Brazil Between 1938 and 1947 2

Brazil Between 1938 and 1947 Part 2

In the meantime, we thought about the postwar period. Brazil felt that it was the main country in Latin America and was the only one that had participated in the “invasion of Europe”. He was therefore preparing to develop his wealth more and more, and to take the first place among the nations of South America. If the old rivalry with Argentina did not manifest itself directly – towards which it took a rather conciliatory attitude during the 1944-45 crisis – Brazil tended to excel, alongside Mexico, in inter-American conferences and in the meantime it pushed forward the projects, formulated for years, to attract, with the construction of roads and railways to Santa Cruz and Concepción, the traffic of Bolivia and Paraguay to the port of Santos, by granting a ”
But domestic politics already revealed a certain profound unease with the resignation (August 1944) of the “coordinator” João Lins de Barros and of the foreign minister Aranha (replaced by Fr Leão Velloso, without alterations in foreign policy).

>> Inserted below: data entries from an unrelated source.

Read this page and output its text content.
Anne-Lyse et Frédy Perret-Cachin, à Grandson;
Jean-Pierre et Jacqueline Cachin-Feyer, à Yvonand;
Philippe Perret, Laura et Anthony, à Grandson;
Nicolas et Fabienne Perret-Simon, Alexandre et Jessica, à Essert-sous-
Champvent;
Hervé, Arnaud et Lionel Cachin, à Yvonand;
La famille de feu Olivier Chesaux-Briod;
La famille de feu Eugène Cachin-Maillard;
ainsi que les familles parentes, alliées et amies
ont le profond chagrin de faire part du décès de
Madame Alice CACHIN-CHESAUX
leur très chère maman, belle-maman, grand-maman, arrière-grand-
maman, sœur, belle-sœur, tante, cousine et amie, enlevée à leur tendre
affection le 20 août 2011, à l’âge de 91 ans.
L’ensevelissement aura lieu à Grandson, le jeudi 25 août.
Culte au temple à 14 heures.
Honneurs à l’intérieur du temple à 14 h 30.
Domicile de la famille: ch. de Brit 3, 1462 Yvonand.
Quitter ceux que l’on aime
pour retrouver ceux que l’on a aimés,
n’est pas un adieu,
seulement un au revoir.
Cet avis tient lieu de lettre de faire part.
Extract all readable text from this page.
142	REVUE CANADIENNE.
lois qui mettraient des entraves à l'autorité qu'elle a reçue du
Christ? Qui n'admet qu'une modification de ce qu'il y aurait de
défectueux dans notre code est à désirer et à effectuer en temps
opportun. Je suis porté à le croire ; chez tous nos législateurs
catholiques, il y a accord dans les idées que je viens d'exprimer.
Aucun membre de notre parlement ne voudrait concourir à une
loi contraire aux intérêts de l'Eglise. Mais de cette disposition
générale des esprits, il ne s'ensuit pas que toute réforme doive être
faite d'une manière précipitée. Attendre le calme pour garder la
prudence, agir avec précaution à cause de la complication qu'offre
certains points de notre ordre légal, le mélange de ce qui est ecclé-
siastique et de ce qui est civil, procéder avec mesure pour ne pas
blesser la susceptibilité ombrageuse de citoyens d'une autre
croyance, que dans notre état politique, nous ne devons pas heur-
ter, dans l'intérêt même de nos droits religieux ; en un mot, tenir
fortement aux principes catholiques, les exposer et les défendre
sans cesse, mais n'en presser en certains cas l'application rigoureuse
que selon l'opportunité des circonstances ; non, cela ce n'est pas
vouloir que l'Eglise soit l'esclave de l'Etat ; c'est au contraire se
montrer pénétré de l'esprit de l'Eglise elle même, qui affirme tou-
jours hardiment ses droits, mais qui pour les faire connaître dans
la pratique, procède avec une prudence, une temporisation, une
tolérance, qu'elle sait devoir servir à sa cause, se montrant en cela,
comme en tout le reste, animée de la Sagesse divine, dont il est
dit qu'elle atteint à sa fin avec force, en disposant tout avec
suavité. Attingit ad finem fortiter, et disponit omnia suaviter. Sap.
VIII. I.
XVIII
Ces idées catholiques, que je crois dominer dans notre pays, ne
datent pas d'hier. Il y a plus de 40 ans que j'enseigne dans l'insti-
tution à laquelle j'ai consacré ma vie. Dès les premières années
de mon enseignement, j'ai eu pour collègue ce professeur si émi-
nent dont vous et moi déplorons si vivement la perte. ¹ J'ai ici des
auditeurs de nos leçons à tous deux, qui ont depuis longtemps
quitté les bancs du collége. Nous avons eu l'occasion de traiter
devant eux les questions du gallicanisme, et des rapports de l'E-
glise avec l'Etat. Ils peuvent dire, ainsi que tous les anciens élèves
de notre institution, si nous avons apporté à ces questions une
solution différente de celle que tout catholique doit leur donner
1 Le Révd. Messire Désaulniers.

There was too much talk of freedom and democracy; Vargas had had to promise, since April 1944, free elections and a representative government for the postwar period; if the police regime was justified by the need to further repress the Nazi-Japanese subversive activities, there was no shortage of reasons for discontent, also of an economic nature, in a country with an average standard of living and real incomes still quite low. To the increase of the life were added deprivations for deficiencies of alimentary products; nor was the United States able to raise the price of coffee.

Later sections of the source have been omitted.